The jacket has a full fit, which is unusual to see on Daniel Craig’s Bond since he last wore more traditional fits in Casino Royale back in 2006. The relaxed fit mirrors Bond’s relaxed emotional state, a state Craig’s Bond also hasn’t been in since Casino Royale. He also only fastens the third button down on the front of the jacket, helping the jacket to look more relaxed rather than buttoning it up. He doesn’t need to button it up for warmth anyway, not that linen would provide much warmth. He tightens the drawstrings so the jacket blouses quite a bit at the sides and back.
Bond wears the jacket over an off-white short-sleeve linen henley from the Savile Row tailor Anderson & Sheppard. The off-white colour gives it an aged look, which helps it look more worn-in and relaxed compared to a pure white. The knitted linen is slightly sheer, which helps it to be comfortable in warm weather.
The placket has two mother-or-pearl buttons, and Bond fastens the lower button. The shirt originally had long sleeves but they were shortened for a more summery look. The bottom hem is ribbed but the sleeve hem is plain because of how the sleeves were shortened. It has a fully fashioned cut for a good fit, and the costume department tapered the body further.
Henleys are one of Daniel Craig’s favourite items, and while it’s not traditionally Bondian it pairs well with the shirt-jacket. The shirt-jacket acts more like the shirt and the henley is effectively an undershirt. A henley is slightly more sophisticated than a t-shirt, but it’s a very casual item that is perfect for this setting.
At the hotel, Madeleine also wears the shirt. It’s a few sizes too large on her, naturally, but it looks like a shirt-dress on her and is perfect for the scene. It recalls when Bond girls in the past like Sylvia Trench and Jill Masterson borrowed Bond’s clothes. Here the shared clothes show an emotional connection.
The trousers are the Massimo Alba ‘Winch’ model in a warm grey colour called ‘Alluminio’. They’re made in a fine needlecord cotton with a flat front, a slim leg, side-seam pockets, two rear jetted pockets without buttons, a rounded tab fastening with a horn button, a zip fly and belt loops. The corduroy trousers provide a pleasant textural contrast with the linen on top, but their light weight goes well with the linen.
Bond’s boots are the Drake’s ‘Crosby’ moccasin-toe three-eyelet chukka boots in dark brown suede. These boots are unlined and have a crepe sole. The boots are a very casual style that goes better with this outfit than they do with the needlecord suit he wears them with in the following scene.

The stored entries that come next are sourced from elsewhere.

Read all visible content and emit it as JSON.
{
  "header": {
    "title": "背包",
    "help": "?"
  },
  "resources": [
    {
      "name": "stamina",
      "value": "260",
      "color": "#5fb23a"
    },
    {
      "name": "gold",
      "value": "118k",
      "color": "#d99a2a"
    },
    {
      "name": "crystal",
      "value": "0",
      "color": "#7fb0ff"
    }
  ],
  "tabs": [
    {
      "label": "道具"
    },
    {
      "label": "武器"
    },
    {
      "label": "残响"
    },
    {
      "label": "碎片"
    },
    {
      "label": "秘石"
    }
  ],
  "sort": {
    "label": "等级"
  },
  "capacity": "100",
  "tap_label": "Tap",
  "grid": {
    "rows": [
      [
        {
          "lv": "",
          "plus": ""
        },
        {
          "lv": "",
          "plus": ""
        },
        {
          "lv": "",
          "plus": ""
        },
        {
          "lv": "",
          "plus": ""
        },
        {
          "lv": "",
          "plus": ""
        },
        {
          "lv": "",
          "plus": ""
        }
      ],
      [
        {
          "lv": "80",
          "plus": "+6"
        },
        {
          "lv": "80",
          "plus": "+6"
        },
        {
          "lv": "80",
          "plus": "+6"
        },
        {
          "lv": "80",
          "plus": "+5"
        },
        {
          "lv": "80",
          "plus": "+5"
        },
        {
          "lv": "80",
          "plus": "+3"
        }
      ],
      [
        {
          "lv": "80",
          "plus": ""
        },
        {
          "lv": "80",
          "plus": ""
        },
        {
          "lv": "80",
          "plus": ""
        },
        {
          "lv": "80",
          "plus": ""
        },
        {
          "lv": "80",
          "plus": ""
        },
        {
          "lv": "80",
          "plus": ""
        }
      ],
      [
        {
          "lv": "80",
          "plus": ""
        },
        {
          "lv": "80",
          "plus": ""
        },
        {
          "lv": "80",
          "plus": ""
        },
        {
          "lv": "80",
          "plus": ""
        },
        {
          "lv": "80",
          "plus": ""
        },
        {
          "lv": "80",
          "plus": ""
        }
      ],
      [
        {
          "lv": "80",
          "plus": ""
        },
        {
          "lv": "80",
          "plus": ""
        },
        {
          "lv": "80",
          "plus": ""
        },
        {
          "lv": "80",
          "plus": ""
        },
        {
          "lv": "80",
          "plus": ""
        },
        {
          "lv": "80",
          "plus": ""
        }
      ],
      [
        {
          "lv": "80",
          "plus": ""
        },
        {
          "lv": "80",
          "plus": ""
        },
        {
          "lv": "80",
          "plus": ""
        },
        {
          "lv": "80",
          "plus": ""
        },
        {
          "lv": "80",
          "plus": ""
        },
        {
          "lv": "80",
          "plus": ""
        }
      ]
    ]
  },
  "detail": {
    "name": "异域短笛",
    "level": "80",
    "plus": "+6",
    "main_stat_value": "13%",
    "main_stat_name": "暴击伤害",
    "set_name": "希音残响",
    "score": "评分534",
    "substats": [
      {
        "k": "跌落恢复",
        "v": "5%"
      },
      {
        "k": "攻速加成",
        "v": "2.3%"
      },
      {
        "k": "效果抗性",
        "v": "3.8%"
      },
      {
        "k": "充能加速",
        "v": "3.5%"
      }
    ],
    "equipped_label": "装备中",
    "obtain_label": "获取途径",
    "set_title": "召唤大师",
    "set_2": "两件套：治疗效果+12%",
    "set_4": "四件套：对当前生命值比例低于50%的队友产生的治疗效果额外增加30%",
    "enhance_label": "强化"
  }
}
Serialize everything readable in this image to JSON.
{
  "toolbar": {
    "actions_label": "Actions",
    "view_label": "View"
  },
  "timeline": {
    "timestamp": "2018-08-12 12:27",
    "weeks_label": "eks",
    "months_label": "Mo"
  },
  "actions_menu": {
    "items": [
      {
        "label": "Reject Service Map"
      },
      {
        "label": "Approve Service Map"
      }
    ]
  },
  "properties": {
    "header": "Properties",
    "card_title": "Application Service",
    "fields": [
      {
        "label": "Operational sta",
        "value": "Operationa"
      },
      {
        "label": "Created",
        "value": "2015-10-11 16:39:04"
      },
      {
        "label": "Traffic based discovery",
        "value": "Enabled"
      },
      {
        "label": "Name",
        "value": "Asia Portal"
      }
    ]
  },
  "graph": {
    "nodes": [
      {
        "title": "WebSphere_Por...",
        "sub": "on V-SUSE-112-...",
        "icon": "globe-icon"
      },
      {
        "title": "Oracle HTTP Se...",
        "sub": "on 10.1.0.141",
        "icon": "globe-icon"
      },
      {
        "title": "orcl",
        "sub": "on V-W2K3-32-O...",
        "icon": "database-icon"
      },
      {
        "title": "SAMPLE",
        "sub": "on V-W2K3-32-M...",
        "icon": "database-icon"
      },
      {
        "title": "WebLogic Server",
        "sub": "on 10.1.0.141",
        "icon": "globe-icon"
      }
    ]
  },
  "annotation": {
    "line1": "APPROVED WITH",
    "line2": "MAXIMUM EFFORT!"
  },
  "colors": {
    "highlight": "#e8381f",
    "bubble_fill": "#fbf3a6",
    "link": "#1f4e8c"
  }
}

He also wears the Barton Petreira ‘Norton’ sunglasses with this outfit. The frames are in ‘Chestnut’ tortoiseshell with ‘Bottle Green’ lenses. They have a classic round shape with a keyhole bridge.
The outfit overall is a different kind of look for James Bond, and it hardly resembles anything he’s worn in the past, albeit in familiar colours. Every piece is traditionally un-Bondian, but since Bond is finding himself in a new place in life, being out of the service and enjoying himself, he’s a new man and wears new styles. These clothes are all of the sort he might have bought driving through Italy on his way to Matera. They look ready-to-wear, and that’s likely the point that costume designer Suttirat Anne Larlarb is trying to make.